“FPTree: A Hybrid SCM-DRAM Persistent and Concurrent B-Tree for Storage Class Memory” (2016)
Summary: The paper proposes a hybrid NVM-DRAM B+-tree, whereby the leaves are stored unsorted in NVM and the inner nodes sorted in DRAM. These are reconstructed in case of a restart. For failure-atomicity it makes use of indirection and invalidation. For more complex operations (split/merge) micro-logs are used. To reduce the search overhead fingerprints (hashing) are added. For concurrency the FPTree uses a combination of HTM (DRAM) and fine-grained locks (NVM).
“BzTree: A High-Performance Latch-free Range Index for Non-Volatile Memory” (2018)

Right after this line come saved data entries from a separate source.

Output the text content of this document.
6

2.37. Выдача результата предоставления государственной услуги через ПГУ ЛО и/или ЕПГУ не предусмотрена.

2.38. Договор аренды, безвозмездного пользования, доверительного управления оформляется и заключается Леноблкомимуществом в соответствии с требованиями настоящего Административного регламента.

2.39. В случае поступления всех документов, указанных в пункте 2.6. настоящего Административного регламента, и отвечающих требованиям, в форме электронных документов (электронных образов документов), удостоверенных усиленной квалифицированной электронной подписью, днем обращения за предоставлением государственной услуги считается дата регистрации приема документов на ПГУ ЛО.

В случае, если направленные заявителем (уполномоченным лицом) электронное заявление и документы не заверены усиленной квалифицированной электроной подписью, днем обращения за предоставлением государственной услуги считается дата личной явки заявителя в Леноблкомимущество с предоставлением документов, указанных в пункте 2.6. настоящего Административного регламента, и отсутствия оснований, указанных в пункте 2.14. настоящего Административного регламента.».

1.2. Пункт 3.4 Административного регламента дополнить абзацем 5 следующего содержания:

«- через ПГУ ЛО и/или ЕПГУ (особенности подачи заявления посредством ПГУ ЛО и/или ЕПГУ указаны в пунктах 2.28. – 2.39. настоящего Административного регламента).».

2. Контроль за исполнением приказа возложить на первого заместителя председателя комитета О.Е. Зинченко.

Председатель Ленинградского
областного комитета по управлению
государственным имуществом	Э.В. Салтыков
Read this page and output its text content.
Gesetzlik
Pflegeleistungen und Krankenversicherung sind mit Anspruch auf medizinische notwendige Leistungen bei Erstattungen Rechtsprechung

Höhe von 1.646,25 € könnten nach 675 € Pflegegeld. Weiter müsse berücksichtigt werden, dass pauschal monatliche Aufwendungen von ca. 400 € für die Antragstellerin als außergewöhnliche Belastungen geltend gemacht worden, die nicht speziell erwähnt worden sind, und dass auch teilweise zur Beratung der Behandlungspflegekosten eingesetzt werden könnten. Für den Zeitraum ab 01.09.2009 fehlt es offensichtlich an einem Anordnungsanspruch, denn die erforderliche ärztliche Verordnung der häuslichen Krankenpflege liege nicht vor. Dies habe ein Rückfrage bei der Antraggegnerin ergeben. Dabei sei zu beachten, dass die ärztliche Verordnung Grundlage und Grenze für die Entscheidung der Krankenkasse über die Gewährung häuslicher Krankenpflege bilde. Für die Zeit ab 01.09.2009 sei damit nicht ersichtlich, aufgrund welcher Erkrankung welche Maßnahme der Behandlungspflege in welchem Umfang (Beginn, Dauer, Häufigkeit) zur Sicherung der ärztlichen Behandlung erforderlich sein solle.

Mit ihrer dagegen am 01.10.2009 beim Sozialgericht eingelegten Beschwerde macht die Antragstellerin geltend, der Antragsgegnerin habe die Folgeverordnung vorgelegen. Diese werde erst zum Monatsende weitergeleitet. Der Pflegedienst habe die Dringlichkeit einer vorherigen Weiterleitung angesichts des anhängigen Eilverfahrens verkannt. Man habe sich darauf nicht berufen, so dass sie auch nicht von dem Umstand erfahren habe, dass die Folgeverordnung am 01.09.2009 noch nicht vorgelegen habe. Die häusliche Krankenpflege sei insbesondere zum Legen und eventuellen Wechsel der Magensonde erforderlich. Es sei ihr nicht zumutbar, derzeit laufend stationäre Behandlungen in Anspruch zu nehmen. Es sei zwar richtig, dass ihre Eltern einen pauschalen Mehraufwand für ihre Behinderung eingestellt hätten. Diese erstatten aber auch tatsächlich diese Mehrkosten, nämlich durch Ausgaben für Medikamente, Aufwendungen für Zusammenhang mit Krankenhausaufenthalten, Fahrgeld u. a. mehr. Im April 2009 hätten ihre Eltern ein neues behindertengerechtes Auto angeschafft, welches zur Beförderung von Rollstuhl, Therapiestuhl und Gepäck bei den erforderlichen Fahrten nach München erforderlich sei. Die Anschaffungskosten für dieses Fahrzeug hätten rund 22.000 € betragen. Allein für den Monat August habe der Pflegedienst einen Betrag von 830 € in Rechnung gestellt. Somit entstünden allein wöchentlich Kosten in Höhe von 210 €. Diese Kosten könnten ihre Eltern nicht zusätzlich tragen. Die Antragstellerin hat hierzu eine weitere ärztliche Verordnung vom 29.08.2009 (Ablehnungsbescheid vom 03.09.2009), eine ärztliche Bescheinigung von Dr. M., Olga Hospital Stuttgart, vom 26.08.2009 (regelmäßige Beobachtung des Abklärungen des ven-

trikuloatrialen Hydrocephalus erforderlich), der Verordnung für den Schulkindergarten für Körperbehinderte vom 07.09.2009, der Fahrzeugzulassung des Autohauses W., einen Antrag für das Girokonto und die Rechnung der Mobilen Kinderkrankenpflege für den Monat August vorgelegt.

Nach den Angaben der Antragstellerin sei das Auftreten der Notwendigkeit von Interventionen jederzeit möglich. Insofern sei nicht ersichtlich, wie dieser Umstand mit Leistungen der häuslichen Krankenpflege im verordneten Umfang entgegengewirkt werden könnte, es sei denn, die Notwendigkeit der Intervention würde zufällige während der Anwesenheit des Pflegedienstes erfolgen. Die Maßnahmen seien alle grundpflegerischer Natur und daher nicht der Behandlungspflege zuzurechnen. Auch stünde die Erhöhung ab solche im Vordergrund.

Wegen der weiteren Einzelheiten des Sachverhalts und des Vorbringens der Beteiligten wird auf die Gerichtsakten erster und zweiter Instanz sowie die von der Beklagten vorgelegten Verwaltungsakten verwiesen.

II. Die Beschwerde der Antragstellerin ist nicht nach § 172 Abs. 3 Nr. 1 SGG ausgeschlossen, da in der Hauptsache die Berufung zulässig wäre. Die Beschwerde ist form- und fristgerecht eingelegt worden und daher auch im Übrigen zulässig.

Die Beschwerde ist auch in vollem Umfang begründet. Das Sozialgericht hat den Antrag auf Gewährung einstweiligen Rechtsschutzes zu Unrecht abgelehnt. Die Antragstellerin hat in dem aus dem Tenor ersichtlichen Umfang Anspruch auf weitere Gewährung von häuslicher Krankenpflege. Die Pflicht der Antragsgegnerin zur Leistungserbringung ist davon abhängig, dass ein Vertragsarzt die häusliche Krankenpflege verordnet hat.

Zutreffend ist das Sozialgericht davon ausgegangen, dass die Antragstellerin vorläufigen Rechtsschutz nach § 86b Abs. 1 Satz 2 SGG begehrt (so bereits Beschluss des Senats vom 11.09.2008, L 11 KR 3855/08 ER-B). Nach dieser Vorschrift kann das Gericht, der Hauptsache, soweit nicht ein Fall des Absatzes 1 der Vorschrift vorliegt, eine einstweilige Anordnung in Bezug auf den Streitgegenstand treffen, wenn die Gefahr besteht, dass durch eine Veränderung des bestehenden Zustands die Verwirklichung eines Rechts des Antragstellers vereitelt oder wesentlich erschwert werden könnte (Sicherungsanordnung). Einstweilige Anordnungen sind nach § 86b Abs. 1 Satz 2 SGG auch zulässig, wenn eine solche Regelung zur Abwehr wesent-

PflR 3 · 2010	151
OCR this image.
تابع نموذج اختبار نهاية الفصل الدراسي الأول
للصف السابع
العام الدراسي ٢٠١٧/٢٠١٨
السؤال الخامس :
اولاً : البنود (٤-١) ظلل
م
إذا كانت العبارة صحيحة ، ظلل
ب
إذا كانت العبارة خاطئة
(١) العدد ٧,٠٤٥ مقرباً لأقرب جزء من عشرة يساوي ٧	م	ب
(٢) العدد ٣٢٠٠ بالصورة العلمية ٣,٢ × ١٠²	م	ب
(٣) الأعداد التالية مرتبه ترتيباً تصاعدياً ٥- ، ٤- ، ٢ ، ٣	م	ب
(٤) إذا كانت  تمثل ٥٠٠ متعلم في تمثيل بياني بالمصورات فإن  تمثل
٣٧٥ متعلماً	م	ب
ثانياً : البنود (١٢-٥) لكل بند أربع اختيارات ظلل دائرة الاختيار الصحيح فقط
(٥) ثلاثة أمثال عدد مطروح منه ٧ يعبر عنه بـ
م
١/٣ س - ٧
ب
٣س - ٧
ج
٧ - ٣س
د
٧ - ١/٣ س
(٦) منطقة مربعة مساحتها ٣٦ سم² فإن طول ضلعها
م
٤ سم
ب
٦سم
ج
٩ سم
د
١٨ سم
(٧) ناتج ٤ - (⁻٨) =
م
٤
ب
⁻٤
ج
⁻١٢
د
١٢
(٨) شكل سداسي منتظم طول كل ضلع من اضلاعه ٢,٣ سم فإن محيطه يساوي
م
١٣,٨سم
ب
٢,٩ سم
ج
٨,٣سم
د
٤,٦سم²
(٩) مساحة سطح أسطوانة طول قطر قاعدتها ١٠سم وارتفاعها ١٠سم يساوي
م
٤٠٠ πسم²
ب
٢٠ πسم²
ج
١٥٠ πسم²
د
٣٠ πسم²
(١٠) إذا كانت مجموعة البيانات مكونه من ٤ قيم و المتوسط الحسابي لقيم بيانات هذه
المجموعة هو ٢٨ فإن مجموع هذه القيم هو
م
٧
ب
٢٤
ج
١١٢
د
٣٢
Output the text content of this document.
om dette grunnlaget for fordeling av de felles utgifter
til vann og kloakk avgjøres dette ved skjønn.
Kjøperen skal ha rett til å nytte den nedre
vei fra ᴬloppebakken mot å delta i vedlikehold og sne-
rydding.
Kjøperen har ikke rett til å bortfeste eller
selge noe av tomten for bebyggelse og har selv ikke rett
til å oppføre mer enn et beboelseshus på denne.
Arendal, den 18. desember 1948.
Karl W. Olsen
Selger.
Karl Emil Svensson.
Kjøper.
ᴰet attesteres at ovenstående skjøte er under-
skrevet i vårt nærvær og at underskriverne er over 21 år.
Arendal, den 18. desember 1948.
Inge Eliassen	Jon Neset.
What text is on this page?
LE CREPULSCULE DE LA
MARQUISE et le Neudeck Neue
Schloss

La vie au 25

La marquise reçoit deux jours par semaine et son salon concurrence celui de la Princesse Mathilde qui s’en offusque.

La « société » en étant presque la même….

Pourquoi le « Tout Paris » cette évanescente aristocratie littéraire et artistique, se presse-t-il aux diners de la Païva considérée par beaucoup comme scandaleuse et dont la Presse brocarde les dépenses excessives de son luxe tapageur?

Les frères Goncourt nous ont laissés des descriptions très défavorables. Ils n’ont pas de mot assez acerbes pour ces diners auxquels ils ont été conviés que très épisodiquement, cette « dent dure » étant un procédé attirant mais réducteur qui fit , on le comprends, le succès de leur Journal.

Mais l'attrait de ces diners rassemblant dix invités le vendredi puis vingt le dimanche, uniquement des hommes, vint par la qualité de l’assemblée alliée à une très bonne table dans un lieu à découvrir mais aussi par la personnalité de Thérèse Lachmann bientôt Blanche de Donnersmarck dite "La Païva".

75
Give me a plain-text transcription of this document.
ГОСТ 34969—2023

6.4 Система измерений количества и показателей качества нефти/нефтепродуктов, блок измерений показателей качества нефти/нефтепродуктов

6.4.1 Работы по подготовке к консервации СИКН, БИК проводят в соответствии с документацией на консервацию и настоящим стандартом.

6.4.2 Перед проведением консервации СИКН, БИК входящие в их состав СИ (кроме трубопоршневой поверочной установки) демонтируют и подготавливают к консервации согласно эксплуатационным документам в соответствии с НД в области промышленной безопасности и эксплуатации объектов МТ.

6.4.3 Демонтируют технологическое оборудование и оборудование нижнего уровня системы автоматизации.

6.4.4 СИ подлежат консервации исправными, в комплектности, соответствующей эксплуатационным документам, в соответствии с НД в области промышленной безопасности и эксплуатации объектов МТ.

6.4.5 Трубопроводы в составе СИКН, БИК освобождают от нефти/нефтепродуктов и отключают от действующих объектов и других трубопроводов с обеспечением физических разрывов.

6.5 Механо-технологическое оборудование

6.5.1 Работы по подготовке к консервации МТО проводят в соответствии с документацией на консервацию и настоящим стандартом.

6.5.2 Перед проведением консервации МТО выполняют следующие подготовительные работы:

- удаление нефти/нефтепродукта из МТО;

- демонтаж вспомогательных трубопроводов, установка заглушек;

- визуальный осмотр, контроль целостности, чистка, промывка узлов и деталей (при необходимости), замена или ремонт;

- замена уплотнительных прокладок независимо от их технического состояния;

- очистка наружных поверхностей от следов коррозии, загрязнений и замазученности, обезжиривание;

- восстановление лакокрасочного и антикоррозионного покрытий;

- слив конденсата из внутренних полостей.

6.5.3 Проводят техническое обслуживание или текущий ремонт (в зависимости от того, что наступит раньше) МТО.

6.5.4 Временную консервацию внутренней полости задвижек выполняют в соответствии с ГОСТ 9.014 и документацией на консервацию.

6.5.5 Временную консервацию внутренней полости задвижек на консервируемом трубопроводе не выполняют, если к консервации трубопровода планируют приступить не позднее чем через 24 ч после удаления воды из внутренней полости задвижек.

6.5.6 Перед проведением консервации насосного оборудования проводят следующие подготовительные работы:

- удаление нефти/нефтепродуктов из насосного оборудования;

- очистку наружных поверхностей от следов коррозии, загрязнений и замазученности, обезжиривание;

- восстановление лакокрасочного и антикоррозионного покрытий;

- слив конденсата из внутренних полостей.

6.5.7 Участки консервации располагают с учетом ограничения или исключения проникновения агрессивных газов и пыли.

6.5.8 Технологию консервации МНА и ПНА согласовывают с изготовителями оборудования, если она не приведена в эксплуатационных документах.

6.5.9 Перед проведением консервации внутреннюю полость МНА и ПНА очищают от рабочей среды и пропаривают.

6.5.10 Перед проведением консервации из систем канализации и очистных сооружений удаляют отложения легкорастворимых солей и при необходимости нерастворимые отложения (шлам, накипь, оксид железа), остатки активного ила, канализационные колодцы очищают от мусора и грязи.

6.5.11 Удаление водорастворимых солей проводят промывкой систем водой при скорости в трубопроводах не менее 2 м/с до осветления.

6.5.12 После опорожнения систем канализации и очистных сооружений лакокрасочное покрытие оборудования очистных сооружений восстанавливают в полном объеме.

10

Summary: This paper presents a latch-free B-tree for NVM. They use a persistent multi-word CaS operation (PMwCAS) which buffers changes and then atomically applies these via a descriptor providing both failure-atomicity and thread-safety. On the one hand, this simplifies implementation and, on the other, it enables high performance. The recovery includes only advancing or undoing incomplete PMwCAS operations.
“WiscKey: Separating Keys from Values in SSD-Conscious Storage” (2016)
Summary: LSM-trees are widely used as the index of choice for high volume, write intensive applications and are often featured as the backbone for key-value stores. One of the key advantages of LSM-trees is that updates are first batched in main memory before a batch is written to secondary storage in a sequential pattern. To increase query performance, those batches are also merged in the background through multiple index levels of varying sizes. While this behavior works well for HDDs, it overlooks some potential of SSD technology. Background merges of multiple levels means data written multiple times, contributing to SSD wear leaving. Furthermore, SSDs have multiple channels and planes which can work in parallel. To leverage these features, the authors propose to perform the LSM mechanism on keys only while storing values in separate log structure. Since only keys are merged in the background, this reduces write amplification, while parallelism is exploited for range queries through utilizing multiple threads retrieving values from the value log in parallel.